Tip #3: Keep an Eye Out for Thatch
Dethatching is also an important step to take when taking care of your lawn. All types of grass may not need to be dethatched, as a certain amount of thatch is healthy for a lawn. But if it is more than ½ an inch in thickness, it should be removed.
There are multiple ways to dethatch a yard, and one way is by using a dethatching rake. This tool is recommended for those with less significant amounts of thatch. For lawns with a substantial amount of thatch, verticutters will do the job.
Most lawns should only be dethatched a few times a year. It would be best if you did not have a routine for when to dethatch, as it ultimately depends on how much grows. Also, dethatching too much can damage your grass, so try to keep it to a minimum.
?: The best time to dethatch is early spring for cool-season grasses and early summer for warm-season grasses. This time of year is when both types experience the most growth.
Snow mold can be a hassle to deal with, but getting a head start by planning ahead will save you from unnecessary stress. Having to restore grass after months of cold weather is enough to deal with. Why not make lawn maintenance easier by stopping future issues from occurring?
There’s nothing better than a healthy green lawn, and keeping these tips in mind will put your lawn on the fast track to success.

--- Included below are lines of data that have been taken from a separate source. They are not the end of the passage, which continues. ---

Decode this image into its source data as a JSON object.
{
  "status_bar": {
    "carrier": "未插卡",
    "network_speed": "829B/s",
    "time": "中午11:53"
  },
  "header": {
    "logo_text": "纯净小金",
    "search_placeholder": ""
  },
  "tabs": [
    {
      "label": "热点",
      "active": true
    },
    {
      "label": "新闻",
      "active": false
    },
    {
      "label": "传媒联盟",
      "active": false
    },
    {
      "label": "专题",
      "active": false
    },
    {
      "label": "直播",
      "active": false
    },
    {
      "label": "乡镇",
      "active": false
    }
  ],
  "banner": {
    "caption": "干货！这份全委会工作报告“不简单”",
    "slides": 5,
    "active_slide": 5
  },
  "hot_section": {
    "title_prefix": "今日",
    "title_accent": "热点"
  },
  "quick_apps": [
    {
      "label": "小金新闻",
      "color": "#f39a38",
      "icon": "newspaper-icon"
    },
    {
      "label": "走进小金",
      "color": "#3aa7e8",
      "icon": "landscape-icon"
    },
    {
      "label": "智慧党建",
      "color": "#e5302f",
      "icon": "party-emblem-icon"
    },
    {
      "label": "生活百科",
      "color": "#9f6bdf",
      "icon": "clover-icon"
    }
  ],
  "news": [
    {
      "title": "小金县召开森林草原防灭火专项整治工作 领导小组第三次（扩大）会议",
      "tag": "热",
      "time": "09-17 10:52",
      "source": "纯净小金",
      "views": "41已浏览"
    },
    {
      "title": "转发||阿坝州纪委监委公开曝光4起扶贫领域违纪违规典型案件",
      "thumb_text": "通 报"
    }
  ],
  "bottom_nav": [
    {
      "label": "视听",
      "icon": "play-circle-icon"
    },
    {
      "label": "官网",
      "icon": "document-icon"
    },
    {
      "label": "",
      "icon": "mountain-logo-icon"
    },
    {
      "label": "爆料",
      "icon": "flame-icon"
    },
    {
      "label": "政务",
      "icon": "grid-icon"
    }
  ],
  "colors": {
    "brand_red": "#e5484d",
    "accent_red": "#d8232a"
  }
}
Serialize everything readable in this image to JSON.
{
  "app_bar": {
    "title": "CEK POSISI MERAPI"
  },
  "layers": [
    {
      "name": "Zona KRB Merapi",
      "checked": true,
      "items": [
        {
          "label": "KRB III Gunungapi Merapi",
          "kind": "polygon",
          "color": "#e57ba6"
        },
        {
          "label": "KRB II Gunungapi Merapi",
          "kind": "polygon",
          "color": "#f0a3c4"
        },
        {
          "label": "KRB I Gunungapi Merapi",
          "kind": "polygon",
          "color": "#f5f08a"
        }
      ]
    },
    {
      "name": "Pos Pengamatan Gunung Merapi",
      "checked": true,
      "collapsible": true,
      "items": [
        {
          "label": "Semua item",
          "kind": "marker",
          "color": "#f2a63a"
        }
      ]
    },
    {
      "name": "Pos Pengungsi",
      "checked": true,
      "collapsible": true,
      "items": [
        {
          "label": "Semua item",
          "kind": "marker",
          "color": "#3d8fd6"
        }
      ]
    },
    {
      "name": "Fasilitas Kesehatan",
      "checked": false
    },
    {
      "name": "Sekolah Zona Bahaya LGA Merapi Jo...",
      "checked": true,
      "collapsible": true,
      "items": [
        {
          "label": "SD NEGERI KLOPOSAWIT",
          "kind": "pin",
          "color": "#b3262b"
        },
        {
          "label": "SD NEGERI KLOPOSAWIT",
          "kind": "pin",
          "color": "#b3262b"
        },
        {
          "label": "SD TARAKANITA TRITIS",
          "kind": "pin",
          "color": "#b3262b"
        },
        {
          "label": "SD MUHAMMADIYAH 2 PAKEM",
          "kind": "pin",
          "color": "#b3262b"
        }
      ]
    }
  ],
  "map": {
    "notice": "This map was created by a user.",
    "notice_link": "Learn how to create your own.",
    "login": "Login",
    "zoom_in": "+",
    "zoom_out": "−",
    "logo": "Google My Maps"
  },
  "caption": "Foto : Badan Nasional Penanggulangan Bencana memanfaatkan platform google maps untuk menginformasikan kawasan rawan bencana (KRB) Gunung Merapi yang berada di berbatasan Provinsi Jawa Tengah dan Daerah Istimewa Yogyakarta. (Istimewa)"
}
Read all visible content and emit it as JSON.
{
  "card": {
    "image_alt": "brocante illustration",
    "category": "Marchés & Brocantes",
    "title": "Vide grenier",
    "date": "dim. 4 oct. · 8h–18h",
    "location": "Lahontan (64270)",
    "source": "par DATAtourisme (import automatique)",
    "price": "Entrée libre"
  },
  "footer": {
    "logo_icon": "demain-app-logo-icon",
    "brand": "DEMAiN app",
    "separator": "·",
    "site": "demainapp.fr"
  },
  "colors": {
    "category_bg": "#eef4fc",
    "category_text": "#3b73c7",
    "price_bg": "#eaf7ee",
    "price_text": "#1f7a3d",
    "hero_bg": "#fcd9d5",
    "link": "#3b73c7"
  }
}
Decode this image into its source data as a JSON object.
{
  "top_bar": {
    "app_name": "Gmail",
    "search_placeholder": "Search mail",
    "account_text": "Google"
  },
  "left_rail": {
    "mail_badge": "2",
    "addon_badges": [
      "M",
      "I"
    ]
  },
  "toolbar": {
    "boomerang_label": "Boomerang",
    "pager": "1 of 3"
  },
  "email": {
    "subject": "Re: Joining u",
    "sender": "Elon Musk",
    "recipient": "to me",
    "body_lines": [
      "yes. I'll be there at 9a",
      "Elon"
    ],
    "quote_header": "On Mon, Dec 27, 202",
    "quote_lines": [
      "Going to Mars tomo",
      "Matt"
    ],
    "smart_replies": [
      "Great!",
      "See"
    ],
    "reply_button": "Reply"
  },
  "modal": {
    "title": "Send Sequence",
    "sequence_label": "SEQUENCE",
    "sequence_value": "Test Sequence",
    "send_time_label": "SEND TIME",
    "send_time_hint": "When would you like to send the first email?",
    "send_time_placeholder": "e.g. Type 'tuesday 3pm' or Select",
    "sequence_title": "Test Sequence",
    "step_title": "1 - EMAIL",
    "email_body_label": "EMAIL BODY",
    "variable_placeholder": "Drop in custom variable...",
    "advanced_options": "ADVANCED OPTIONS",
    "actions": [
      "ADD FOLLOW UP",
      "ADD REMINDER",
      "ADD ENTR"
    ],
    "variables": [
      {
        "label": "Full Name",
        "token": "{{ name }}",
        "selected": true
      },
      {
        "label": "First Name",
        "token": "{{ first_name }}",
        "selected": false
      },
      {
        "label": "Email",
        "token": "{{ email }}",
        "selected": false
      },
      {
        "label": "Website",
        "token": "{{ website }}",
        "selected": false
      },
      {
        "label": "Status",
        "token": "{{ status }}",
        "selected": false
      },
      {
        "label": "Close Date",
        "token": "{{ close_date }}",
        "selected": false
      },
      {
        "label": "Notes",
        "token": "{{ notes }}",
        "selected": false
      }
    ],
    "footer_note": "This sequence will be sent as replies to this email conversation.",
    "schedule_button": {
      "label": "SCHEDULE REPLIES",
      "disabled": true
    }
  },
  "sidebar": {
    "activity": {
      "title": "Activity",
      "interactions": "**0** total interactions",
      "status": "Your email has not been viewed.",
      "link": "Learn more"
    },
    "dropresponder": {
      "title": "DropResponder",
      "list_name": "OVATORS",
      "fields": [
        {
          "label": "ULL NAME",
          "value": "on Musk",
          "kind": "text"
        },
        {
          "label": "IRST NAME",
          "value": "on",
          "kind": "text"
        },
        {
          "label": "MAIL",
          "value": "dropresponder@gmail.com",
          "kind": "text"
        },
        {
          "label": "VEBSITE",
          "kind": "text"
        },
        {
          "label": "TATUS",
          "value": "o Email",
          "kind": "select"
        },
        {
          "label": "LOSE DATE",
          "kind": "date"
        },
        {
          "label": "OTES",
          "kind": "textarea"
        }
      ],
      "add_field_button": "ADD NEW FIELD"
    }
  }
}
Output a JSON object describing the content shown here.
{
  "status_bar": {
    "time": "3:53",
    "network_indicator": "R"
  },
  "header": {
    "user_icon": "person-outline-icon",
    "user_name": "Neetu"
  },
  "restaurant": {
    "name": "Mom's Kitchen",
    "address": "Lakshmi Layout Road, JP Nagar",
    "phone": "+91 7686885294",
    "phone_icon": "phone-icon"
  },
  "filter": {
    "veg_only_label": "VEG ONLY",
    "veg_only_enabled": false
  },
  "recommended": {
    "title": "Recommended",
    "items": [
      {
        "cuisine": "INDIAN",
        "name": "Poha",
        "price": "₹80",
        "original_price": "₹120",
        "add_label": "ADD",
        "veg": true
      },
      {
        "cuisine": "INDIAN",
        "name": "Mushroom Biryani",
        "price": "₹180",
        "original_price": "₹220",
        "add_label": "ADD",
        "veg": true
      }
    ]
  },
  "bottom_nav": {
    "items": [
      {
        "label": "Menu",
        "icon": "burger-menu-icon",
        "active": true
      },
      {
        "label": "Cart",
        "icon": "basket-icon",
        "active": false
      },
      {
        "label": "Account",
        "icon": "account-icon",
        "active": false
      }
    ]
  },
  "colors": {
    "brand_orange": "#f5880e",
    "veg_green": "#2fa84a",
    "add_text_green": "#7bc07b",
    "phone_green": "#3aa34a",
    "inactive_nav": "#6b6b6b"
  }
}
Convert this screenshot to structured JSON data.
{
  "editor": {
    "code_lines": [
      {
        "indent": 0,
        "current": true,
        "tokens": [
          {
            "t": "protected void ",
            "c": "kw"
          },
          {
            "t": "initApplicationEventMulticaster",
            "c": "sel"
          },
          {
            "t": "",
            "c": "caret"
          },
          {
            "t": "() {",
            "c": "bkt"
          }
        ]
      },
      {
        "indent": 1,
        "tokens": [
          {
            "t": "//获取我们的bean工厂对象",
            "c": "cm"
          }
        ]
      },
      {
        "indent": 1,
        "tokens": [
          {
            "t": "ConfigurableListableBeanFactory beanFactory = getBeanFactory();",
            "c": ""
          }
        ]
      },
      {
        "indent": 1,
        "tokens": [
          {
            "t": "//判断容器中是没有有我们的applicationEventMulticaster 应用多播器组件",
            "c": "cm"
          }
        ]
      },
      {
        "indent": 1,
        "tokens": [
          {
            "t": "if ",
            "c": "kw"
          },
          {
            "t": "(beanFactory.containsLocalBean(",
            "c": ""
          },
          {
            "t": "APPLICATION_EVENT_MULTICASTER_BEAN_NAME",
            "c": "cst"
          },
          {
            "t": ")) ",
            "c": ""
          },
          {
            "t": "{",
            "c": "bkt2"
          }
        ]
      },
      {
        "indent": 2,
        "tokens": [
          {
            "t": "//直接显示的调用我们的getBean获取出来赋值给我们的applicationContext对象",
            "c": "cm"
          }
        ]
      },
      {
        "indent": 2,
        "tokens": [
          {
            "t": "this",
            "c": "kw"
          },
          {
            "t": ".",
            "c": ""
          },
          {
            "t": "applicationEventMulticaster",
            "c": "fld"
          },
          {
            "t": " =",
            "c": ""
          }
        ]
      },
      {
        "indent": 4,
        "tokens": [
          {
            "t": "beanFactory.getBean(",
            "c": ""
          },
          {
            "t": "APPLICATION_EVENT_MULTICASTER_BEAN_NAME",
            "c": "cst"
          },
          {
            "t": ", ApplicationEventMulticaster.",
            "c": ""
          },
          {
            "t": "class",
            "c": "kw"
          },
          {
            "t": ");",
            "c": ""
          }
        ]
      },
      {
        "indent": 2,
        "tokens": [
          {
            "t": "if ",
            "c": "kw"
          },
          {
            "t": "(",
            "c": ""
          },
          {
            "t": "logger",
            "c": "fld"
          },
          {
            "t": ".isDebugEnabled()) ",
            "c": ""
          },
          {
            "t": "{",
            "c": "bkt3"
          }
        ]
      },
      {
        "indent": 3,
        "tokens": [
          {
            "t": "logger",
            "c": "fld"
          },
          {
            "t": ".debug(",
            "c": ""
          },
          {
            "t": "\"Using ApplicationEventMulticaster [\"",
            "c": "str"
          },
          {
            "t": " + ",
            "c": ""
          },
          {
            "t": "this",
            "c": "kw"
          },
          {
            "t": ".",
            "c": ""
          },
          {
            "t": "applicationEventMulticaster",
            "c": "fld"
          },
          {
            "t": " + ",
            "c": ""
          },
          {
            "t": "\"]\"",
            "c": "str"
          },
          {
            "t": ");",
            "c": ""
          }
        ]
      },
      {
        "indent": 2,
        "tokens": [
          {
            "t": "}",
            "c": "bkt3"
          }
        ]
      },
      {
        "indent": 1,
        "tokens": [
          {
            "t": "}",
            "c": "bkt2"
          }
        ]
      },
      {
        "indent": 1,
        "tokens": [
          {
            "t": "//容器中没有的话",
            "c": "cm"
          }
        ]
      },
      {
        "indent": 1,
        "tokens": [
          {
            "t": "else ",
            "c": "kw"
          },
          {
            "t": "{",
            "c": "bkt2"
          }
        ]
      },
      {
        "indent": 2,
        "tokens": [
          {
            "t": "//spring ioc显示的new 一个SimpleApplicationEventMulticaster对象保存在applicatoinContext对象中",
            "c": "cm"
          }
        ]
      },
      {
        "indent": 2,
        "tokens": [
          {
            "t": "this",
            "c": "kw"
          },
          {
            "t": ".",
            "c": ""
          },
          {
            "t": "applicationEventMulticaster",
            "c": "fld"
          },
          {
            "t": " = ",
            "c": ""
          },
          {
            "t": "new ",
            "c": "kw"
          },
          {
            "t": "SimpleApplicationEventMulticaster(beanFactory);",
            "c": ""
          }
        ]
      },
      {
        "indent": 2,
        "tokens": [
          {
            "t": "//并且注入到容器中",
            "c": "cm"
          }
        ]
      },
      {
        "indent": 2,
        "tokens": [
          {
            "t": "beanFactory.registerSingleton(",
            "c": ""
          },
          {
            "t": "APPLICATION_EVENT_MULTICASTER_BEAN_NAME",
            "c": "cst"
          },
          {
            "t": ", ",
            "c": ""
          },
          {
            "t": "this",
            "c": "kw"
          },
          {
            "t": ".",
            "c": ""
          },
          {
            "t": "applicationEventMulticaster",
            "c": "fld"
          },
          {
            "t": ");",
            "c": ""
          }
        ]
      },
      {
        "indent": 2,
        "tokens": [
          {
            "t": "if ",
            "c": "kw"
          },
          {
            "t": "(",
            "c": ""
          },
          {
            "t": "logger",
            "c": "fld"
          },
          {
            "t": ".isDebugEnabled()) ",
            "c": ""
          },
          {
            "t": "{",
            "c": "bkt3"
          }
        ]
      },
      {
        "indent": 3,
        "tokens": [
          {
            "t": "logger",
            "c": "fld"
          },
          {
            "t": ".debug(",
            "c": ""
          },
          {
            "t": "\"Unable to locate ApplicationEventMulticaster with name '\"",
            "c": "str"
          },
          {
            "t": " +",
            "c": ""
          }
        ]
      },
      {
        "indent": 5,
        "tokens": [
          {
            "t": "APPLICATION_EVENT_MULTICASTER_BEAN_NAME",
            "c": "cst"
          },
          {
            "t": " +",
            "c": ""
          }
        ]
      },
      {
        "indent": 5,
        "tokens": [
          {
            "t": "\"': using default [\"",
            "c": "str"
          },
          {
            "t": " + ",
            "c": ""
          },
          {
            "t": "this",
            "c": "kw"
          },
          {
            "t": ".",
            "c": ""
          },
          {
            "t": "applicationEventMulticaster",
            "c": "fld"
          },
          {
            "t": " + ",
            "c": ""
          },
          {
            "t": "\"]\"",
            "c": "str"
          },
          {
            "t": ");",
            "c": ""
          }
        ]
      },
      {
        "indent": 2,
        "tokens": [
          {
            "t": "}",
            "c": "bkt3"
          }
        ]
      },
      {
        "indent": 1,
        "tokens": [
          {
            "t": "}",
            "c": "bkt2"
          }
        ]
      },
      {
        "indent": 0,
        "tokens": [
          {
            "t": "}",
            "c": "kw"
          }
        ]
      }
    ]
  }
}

Frequently Asked Questions – What is Snow Mold?
Is snow mold dangerous?
In some ways, yes – snow mold can be dangerous. Not only can it damage your lawn, but it can cause harm to people. It is known to trigger both allergies and asthma attacks.
Will snow mold return annually?
Although it is not annual like some weeds are, it has the potential to return after being eliminated. This still depends on how much snowfall a region sees. If there is little to none, then the chances of snow mold returning are slim. It is also less likely in properly maintained lawns, so it is crucial to take the right steps before winter arrives.